Another thing too, I want to give the biggest thanks and appreciation to the writer, UranicSubseter34 for the beginning part. His story, Shadows of a Dying Light, has always (and I can never stop talking about it since I first started this fic) been an inspiration to this book. With it having updated recently and me rereading all over again, it actually helped me think over some of my blocks as well as create the new character, Qasim. So I wanna dedicate this chapter to him. Thank you and keep on the good writing fight for your fic! And I strongly ask readers to give that book a read over at FFN.
With that, I'm ending it here. Again, please don't be afraid about this fic's fate. It will not go on hiatus and I really do hope with everything I got that I will finish it all the way to the end. And I have the next few planned out already (well, some revamped from the original chps). Look forward to those. You can also see any updates from me over at my tumblr blog, dlthedescent (link broken cuz its FFN). Do follow it and I'll do any necessary posts on its progress. Enjoy this chapter.
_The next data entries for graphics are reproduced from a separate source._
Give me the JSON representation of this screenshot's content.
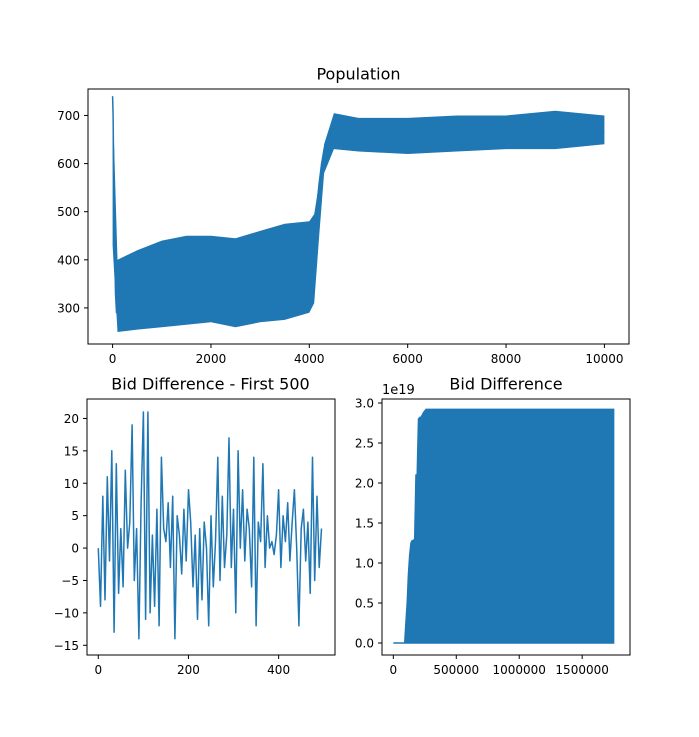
{
  "style": {
    "line_color": "#1f77b4",
    "axes_color": "#000000",
    "background": "#ffffff"
  },
  "chart_data": [
    {
      "id": "population",
      "type": "line",
      "title": "Population",
      "xlabel": "",
      "ylabel": "",
      "xlim": [
        -500,
        10500
      ],
      "ylim": [
        225,
        755
      ],
      "xticks": [
        0,
        2000,
        4000,
        6000,
        8000,
        10000
      ],
      "xtick_labels": [
        "0",
        "2000",
        "4000",
        "6000",
        "8000",
        "10000"
      ],
      "yticks": [
        300,
        400,
        500,
        600,
        700
      ],
      "ytick_labels": [
        "300",
        "400",
        "500",
        "600",
        "700"
      ],
      "grid": false,
      "series": [
        {
          "x": [
            0,
            10,
            20,
            30,
            40,
            50,
            60,
            80,
            100,
            150,
            200,
            300,
            500,
            800,
            1000,
            1500,
            1800,
            2000,
            2200,
            2500,
            2800,
            3000,
            3300,
            3600,
            3900,
            4000,
            4050,
            4100,
            4150,
            4200,
            4250,
            4300,
            4400,
            4500,
            4700,
            5000,
            5500,
            6000,
            6500,
            7000,
            7500,
            8000,
            8500,
            9000,
            9500,
            10000
          ],
          "y": [
            740,
            700,
            600,
            450,
            500,
            400,
            330,
            290,
            300,
            320,
            340,
            350,
            330,
            340,
            350,
            360,
            350,
            360,
            345,
            355,
            365,
            370,
            375,
            380,
            390,
            400,
            420,
            460,
            510,
            560,
            600,
            630,
            660,
            675,
            665,
            660,
            655,
            660,
            662,
            658,
            663,
            665,
            660,
            668,
            662,
            665
          ],
          "envelope_x": [
            0,
            100,
            500,
            1000,
            1500,
            2000,
            2500,
            3000,
            3500,
            4000,
            4100,
            4200,
            4300,
            4500,
            5000,
            6000,
            7000,
            8000,
            9000,
            10000
          ],
          "envelope_high": [
            740,
            400,
            420,
            440,
            450,
            450,
            445,
            460,
            475,
            480,
            495,
            560,
            640,
            705,
            695,
            695,
            700,
            700,
            710,
            700
          ],
          "envelope_low": [
            430,
            250,
            255,
            260,
            265,
            270,
            260,
            270,
            275,
            290,
            310,
            450,
            580,
            630,
            625,
            620,
            625,
            630,
            630,
            640
          ]
        }
      ]
    },
    {
      "id": "bid_first_500",
      "type": "line",
      "title": "Bid Difference - First 500",
      "xlabel": "",
      "ylabel": "",
      "xlim": [
        -25,
        525
      ],
      "ylim": [
        -16.5,
        23
      ],
      "xticks": [
        0,
        200,
        400
      ],
      "xtick_labels": [
        "0",
        "200",
        "400"
      ],
      "yticks": [
        -15,
        -10,
        -5,
        0,
        5,
        10,
        15,
        20
      ],
      "ytick_labels": [
        "−15",
        "−10",
        "−5",
        "0",
        "5",
        "10",
        "15",
        "20"
      ],
      "grid": false,
      "series": [
        {
          "x": [
            0,
            5,
            10,
            15,
            20,
            25,
            30,
            35,
            40,
            45,
            50,
            55,
            60,
            65,
            70,
            75,
            80,
            85,
            90,
            95,
            100,
            105,
            110,
            115,
            120,
            125,
            130,
            135,
            140,
            145,
            150,
            155,
            160,
            165,
            170,
            175,
            180,
            185,
            190,
            195,
            200,
            205,
            210,
            215,
            220,
            225,
            230,
            235,
            240,
            245,
            250,
            255,
            260,
            265,
            270,
            275,
            280,
            285,
            290,
            295,
            300,
            305,
            310,
            315,
            320,
            325,
            330,
            335,
            340,
            345,
            350,
            355,
            360,
            365,
            370,
            375,
            380,
            385,
            390,
            395,
            400,
            405,
            410,
            415,
            420,
            425,
            430,
            435,
            440,
            445,
            450,
            455,
            460,
            465,
            470,
            475,
            480,
            485,
            490,
            495
          ],
          "y": [
            0,
            -9,
            8,
            -8,
            11,
            -2,
            15,
            -13,
            13,
            -7,
            3,
            -6,
            12,
            0,
            4,
            19,
            -5,
            3,
            -14,
            7,
            21,
            -11,
            21,
            -10,
            2,
            -9,
            6,
            -12,
            14,
            3,
            1,
            7,
            -3,
            8,
            -14,
            5,
            2,
            -4,
            6,
            -2,
            9,
            4,
            -6,
            2,
            -11,
            3,
            -8,
            4,
            0,
            -12,
            5,
            -6,
            1,
            14,
            -5,
            8,
            -3,
            2,
            17,
            -3,
            6,
            -10,
            15,
            0,
            9,
            -2,
            6,
            3,
            -6,
            14,
            -12,
            4,
            1,
            13,
            -3,
            5,
            0,
            1,
            -1,
            2,
            9,
            -3,
            5,
            1,
            7,
            -2,
            4,
            9,
            0,
            -12,
            3,
            6,
            -2,
            4,
            -7,
            14,
            -5,
            8,
            -3,
            3
          ]
        }
      ]
    },
    {
      "id": "bid_difference",
      "type": "area",
      "title": "Bid Difference",
      "xlabel": "",
      "ylabel": "",
      "offset_label": "1e19",
      "xlim": [
        -90000,
        1880000
      ],
      "ylim": [
        -0.15,
        3.05
      ],
      "xticks": [
        0,
        500000,
        1000000,
        1500000
      ],
      "xtick_labels": [
        "0",
        "500000",
        "1000000",
        "1500000"
      ],
      "yticks": [
        0.0,
        0.5,
        1.0,
        1.5,
        2.0,
        2.5,
        3.0
      ],
      "ytick_labels": [
        "0.0",
        "0.5",
        "1.0",
        "1.5",
        "2.0",
        "2.5",
        "3.0"
      ],
      "grid": false,
      "series": [
        {
          "x": [
            0,
            90000,
            100000,
            110000,
            120000,
            130000,
            140000,
            150000,
            160000,
            170000,
            180000,
            190000,
            200000,
            210000,
            220000,
            230000,
            240000,
            250000,
            260000,
            270000,
            1750000
          ],
          "y_high": [
            0,
            0,
            0.25,
            0.5,
            0.85,
            1.1,
            1.25,
            1.28,
            1.28,
            1.3,
            2.1,
            2.1,
            2.8,
            2.82,
            2.82,
            2.85,
            2.88,
            2.9,
            2.92,
            2.92,
            2.92
          ],
          "y_low": [
            0,
            0,
            0,
            0,
            0,
            0,
            0,
            0,
            0,
            0,
            0,
            0,
            0,
            0,
            0,
            0,
            0,
            0,
            0,
            0,
            0
          ]
        }
      ]
    }
  ]
}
PS. I'll be going back to edit my chapters again for some minor fixes and changes.
9/2/21 - Added new lines, fixed mistakes and edited parts according to new timestamp from pilot.
4/3/21 - Fixed a major disconnection between 2 plot elements and edited some minor mistakes.
30/5/21 - Changed a character's name and circumstances surrounding them for better plot structure
3/2/22 - Added new lines
28/2/22 - Went over a full chapter edit with some fixes, retwists, deletes and adjustments. Added new dialogue between Jack and Crane and fixed some contradicting problems.
5/7/22 - Edited dialogues and lines.